As you can see, the Chapter 13 plan is very comprehensive and requires an indepth knowledge and understanding of Chapter 13 bankruptcy to complete.
How The Chapter 13 Plan Comes Into Existence
First, you look at all of your debt and creditors. You look at each debt and classify it. Is it secured or unsecured, it is a priority or nonpriority, etc. Then you look to see if you are required to pay the debt, not required to pay the debt, or if you have an option on the debt. After considering how each debt will be treated or handled, you propose a plan and make it a part of your bankruptcy petition.
Second, the bankruptcy trustee and interested creditors will review your proposed plan. At the 341 meeting of creditors, the bankruptcy trustee and creditors may ask you questions about your Chapter 13 plan. Often, the trustee will want you to make some modifications in your plan.
Third, once the Chapter 13 trustee approves your proposed plan, there will be a court hearing before a bankruptcy judge. Normally, the bankruptcy judge will approve the repayment plan without further action. However, sometimes, the bankruptcy judge will require that certain changes be made to your plan. In either case, your Chapter 13 plan must be approved or confirmed by the bankruptcy court in order for the plan to become effective.
When your plan is approved by the bankruptcy court, you and your creditors are bound by it. And you and your creditors remain bound by your plan as long as you make the payments required by your plan. Under certain circumstances, your plan may be modified after it is approved or confirmed by the bankruptcy court.
Start Paying The Chapter 13 Repayment Plan
Unfortunately, you cannot wait until after your Chapter 13 payment plan is approved or confirmed by the bankruptcy judge. Instead, within 30 days after filing your bankruptcy petition, you must begin making the monthly payments to the Chapter 13 bankruptcy trustee. You must also pay to secured creditors and lessors the monthly payments that you will be paying to them during the bankruptcy under your plan. When your plan is approved by the bankruptcy court, you just continue to pay the payments as stated in you plan.
It should be noted here that you can pay the Chapter 13 trustee directly each month or you can use payroll deductions and have the money paid to the trustee.
What Happens If You Stop Paying The Chapter 13 Trustee
If you fail to make the payments required by your Chapter 13 payment plan, as confirmed by the bankruptcy court, the bankruptcy court may either dismiss your bankruptcy or convert it to a Chapter 7 bankruptcy. Also, if you fail to pay any post-filing domestic support obligations or fail to make required tax filings during your bankruptcy, the bankruptcy court may either dismiss your bankruptcy or convert it to a Chapter 7.

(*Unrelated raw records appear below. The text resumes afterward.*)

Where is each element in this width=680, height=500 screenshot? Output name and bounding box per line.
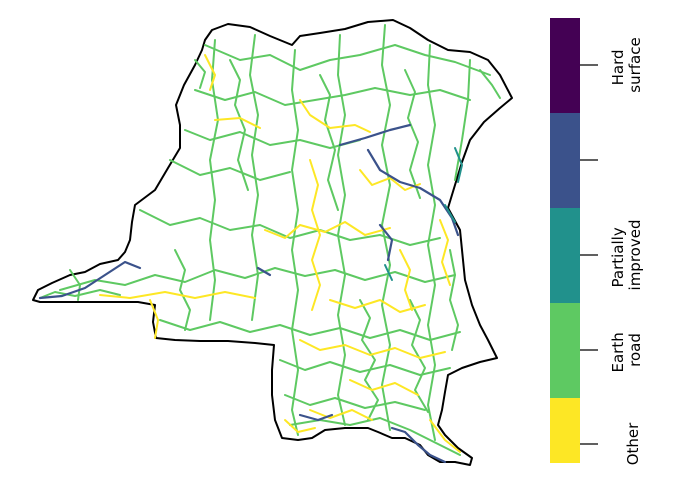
earth-road <box>359 299 379 421</box>
other-road <box>149 299 159 339</box>
earth-road <box>319 74 339 211</box>
earth-road <box>229 59 249 191</box>
partially-improved-road-layer <box>384 147 463 281</box>
country-border <box>32 19 513 466</box>
other-road <box>284 419 316 433</box>
other-road <box>99 291 256 299</box>
partially-improved-road <box>454 147 463 183</box>
other-road <box>359 169 421 191</box>
legend-band <box>550 113 580 208</box>
other-road <box>349 379 419 396</box>
hard-surface-road <box>378 223 394 262</box>
other-road <box>214 117 261 129</box>
earth-road <box>449 249 459 351</box>
legend-band <box>550 18 580 113</box>
other-road <box>429 419 461 453</box>
other-road <box>309 159 321 311</box>
earth-road <box>284 394 426 411</box>
earth-road <box>169 159 291 181</box>
earth-road <box>139 209 441 246</box>
legend-band <box>550 398 580 463</box>
other-road <box>264 221 391 239</box>
legend-label-partially-improved: Partially improved <box>609 220 644 291</box>
hard-surface-road <box>298 413 334 422</box>
legend-label-hard-surface: Hard surface <box>609 37 644 92</box>
earth-road <box>209 39 219 321</box>
other-road <box>329 299 426 313</box>
earth-road <box>59 267 456 291</box>
legend-label-earth-road: Earth road <box>609 327 644 372</box>
earth-road-layer <box>39 24 501 456</box>
hard-surface-road <box>390 426 447 464</box>
legend-band <box>550 303 580 398</box>
earth-road <box>279 359 451 376</box>
other-road <box>299 99 371 133</box>
legend-band <box>550 208 580 303</box>
earth-road <box>204 44 491 76</box>
earth-road <box>69 269 81 301</box>
legend-colorbar: Hard surface Partially improved Earth ro… <box>550 18 644 465</box>
earth-road <box>479 69 501 99</box>
earth-road <box>184 129 361 149</box>
hard-surface-road <box>338 123 412 147</box>
other-road <box>309 409 373 421</box>
earth-road <box>291 49 299 436</box>
other-road-layer <box>99 54 461 453</box>
hard-surface-road <box>38 260 142 300</box>
earth-road <box>381 24 391 431</box>
earth-road <box>404 69 421 199</box>
partially-improved-road <box>384 264 393 281</box>
partially-improved-road <box>444 204 456 223</box>
other-road <box>399 249 413 311</box>
other-road <box>204 54 216 91</box>
earth-road <box>174 249 191 331</box>
earth-road <box>39 289 121 299</box>
other-road <box>439 219 451 286</box>
earth-road <box>427 44 436 441</box>
earth-road <box>454 59 471 181</box>
earth-road <box>337 34 346 426</box>
other-road <box>299 339 446 359</box>
earth-road <box>194 59 206 89</box>
hard-surface-road <box>256 266 272 277</box>
legend-label-other: Other <box>624 422 642 465</box>
earth-road <box>159 319 461 341</box>
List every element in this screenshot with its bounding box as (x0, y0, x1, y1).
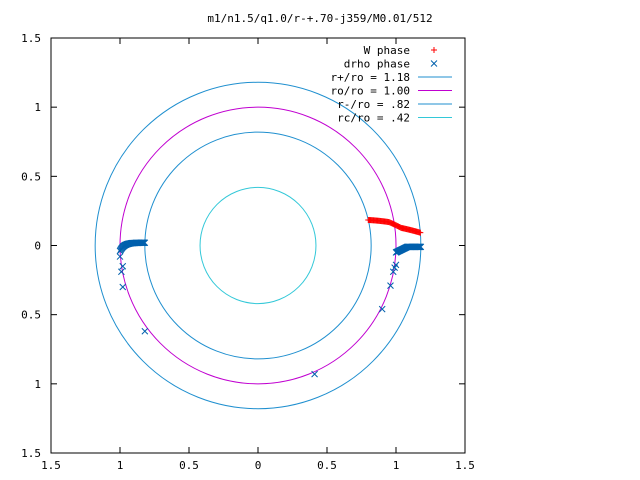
legend-entry: drho phase (344, 58, 438, 71)
y-tick-label: 1.5 (21, 447, 41, 460)
x-tick-label: 0 (255, 459, 262, 472)
legend-label: r-/ro = .82 (337, 98, 410, 111)
drho-phase-point (118, 268, 125, 276)
drho-phase-point (311, 370, 318, 378)
y-tick-label: 1 (34, 378, 41, 391)
legend-label: drho phase (344, 58, 410, 71)
y-tick-label: 1 (34, 101, 41, 114)
y-tick-label: 0 (34, 240, 41, 253)
legend-label: ro/ro = 1.00 (331, 85, 410, 98)
legend-entry: rc/ro = .42 (337, 112, 452, 125)
drho-phase-point (116, 253, 124, 260)
data-points (116, 216, 425, 378)
circle-0.82 (144, 131, 372, 360)
circle-1 (119, 106, 397, 385)
drho-phase-point (141, 327, 149, 335)
x-tick-label: 0.5 (317, 459, 337, 472)
circle-0.42 (199, 186, 317, 305)
legend-label: W phase (364, 44, 410, 57)
drho-phase-point (417, 243, 425, 251)
x-tick-label: 1.5 (41, 459, 61, 472)
drho-phase-point (119, 283, 127, 291)
axis-ticks: 1.5 1 0.5 0 0.5 1 1.51.510.500.511.5 (21, 32, 475, 472)
drho-phase-point (141, 239, 149, 247)
chart-title: m1/n1.5/q1.0/r-+.70-j359/M0.01/512 (207, 12, 432, 25)
legend-entry: ro/ro = 1.00 (331, 85, 452, 98)
x-tick-label: 1 (393, 459, 400, 472)
y-tick-label: 1.5 (21, 32, 41, 45)
legend-entry: r+/ro = 1.18 (331, 71, 452, 84)
drho-phase-point (119, 262, 127, 270)
drho-phase-point (389, 268, 397, 276)
legend-entry: W phase (364, 44, 437, 57)
drho-phase-point (378, 305, 386, 313)
drho-phase-point (392, 261, 400, 269)
x-tick-label: 0.5 (179, 459, 199, 472)
w-phase-point (417, 229, 424, 236)
x-tick-label: 1 (117, 459, 124, 472)
legend-label: rc/ro = .42 (337, 112, 410, 125)
legend-label: r+/ro = 1.18 (331, 71, 410, 84)
x-tick-label: 1.5 (455, 459, 475, 472)
y-tick-label: 0.5 (21, 170, 41, 183)
legend-entry: r-/ro = .82 (337, 98, 452, 111)
y-tick-label: 0.5 (21, 309, 41, 322)
drho-phase-point (387, 282, 394, 289)
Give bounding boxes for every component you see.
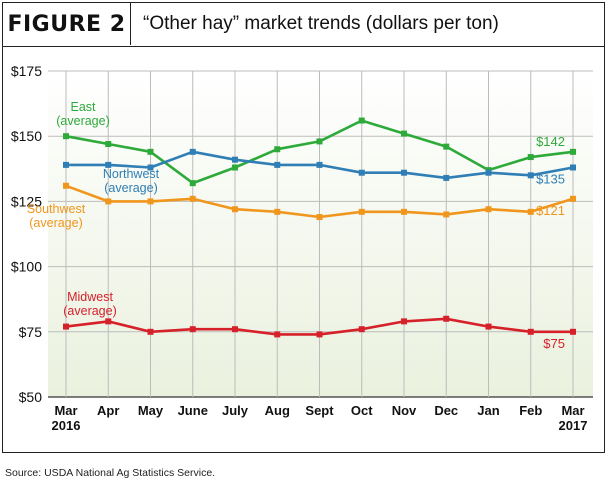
data-point-southwest (358, 208, 365, 215)
data-point-southwest (189, 195, 196, 202)
data-point-east (401, 130, 407, 137)
data-point-northwest (570, 164, 576, 171)
data-point-northwest (443, 174, 450, 181)
series-label-northwest: Northwest (103, 167, 160, 181)
end-value-label-northwest: $135 (536, 171, 565, 186)
data-point-southwest (527, 208, 534, 215)
plot-area (48, 71, 593, 397)
data-point-southwest (443, 211, 450, 218)
data-point-southwest (232, 206, 238, 213)
series-label-midwest: (average) (63, 304, 117, 318)
series-label-east: (average) (56, 114, 110, 128)
y-tick-label: $125 (11, 193, 42, 209)
y-tick-label: $50 (19, 389, 43, 405)
data-point-northwest (232, 156, 238, 163)
y-tick-label: $100 (11, 259, 42, 275)
y-tick-label: $75 (19, 324, 43, 340)
data-point-midwest (63, 323, 69, 330)
data-point-midwest (274, 331, 281, 338)
series-label-southwest: (average) (29, 216, 83, 230)
series-label-northwest: (average) (104, 181, 158, 195)
data-point-southwest (105, 198, 112, 205)
data-point-northwest (358, 169, 365, 176)
series-label-southwest: Southwest (27, 202, 86, 216)
data-point-northwest (147, 164, 154, 171)
x-tick-label: Sept (305, 403, 334, 418)
data-point-east (358, 117, 365, 124)
figure-frame: FIGURE 2 “Other hay” market trends (doll… (2, 2, 605, 453)
x-tick-label: Aug (265, 403, 290, 418)
x-tick-label: Dec (434, 403, 458, 418)
figure-header: FIGURE 2 “Other hay” market trends (doll… (3, 3, 604, 47)
data-point-southwest (63, 182, 69, 189)
source-note: Source: USDA National Ag Statistics Serv… (5, 467, 216, 479)
data-point-east (274, 146, 281, 153)
data-point-southwest (570, 195, 576, 202)
data-point-midwest (147, 328, 154, 335)
data-point-southwest (147, 198, 154, 205)
data-point-midwest (527, 328, 534, 335)
y-tick-label: $150 (11, 128, 42, 144)
x-tick-label: Mar (54, 403, 77, 418)
data-point-southwest (274, 208, 281, 215)
data-point-southwest (485, 206, 492, 213)
data-point-midwest (105, 318, 112, 325)
data-point-northwest (316, 161, 323, 168)
end-value-label-southwest: $121 (536, 203, 565, 218)
series-label-east: East (70, 100, 96, 114)
data-point-midwest (485, 323, 492, 330)
data-point-midwest (401, 318, 407, 325)
x-tick-label: 2016 (52, 418, 81, 433)
data-point-east (443, 143, 450, 150)
data-point-northwest (401, 169, 407, 176)
x-tick-label: June (178, 403, 208, 418)
data-point-east (189, 180, 196, 187)
x-tick-label: Oct (351, 403, 373, 418)
data-point-midwest (189, 326, 196, 333)
data-point-midwest (570, 328, 576, 335)
data-point-midwest (316, 331, 323, 338)
x-tick-label: May (138, 403, 164, 418)
data-point-east (147, 148, 154, 155)
data-point-northwest (105, 161, 112, 168)
end-value-label-midwest: $75 (543, 336, 565, 351)
figure-title: “Other hay” market trends (dollars per t… (143, 13, 499, 34)
data-point-east (105, 141, 112, 148)
figure-label: FIGURE 2 (3, 3, 131, 45)
data-point-east (316, 138, 323, 145)
data-point-east (232, 164, 238, 171)
data-point-northwest (527, 172, 534, 179)
data-point-southwest (401, 208, 407, 215)
x-tick-label: 2017 (559, 418, 588, 433)
data-point-midwest (358, 326, 365, 333)
x-tick-label: Apr (97, 403, 119, 418)
data-point-east (63, 133, 69, 140)
x-tick-label: Mar (561, 403, 584, 418)
data-point-northwest (63, 161, 69, 168)
data-point-midwest (232, 326, 238, 333)
data-point-northwest (274, 161, 281, 168)
x-tick-label: July (222, 403, 249, 418)
x-tick-label: Nov (392, 403, 417, 418)
data-point-east (570, 148, 576, 155)
data-point-northwest (189, 148, 196, 155)
x-tick-label: Feb (519, 403, 542, 418)
data-point-northwest (485, 169, 492, 176)
y-tick-label: $175 (11, 63, 42, 79)
data-point-southwest (316, 214, 323, 221)
x-tick-label: Jan (477, 403, 499, 418)
series-label-midwest: Midwest (67, 290, 113, 304)
data-point-midwest (443, 315, 450, 322)
data-point-east (527, 154, 534, 161)
end-value-label-east: $142 (536, 134, 565, 149)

What Happens When You Have Paid All Payments Per Your Plan
When you have completed all completed all of your Chapter 13 plan (made all required payments, filed all required motions, etc.) You will receive a discharge of your debts that are dischargeable. If you have secured debts, such as a home mortgage, domestic support payments, or other debts that continue after your bankruptcy, you will need to continue to pay them.
This is general information only. If you have any questions whatsoever, talk with a lawyer licensed in your state who has experience with Chapter 7 bankruptcy, Chapter 13 bankruptcy, or bankruptcy in general.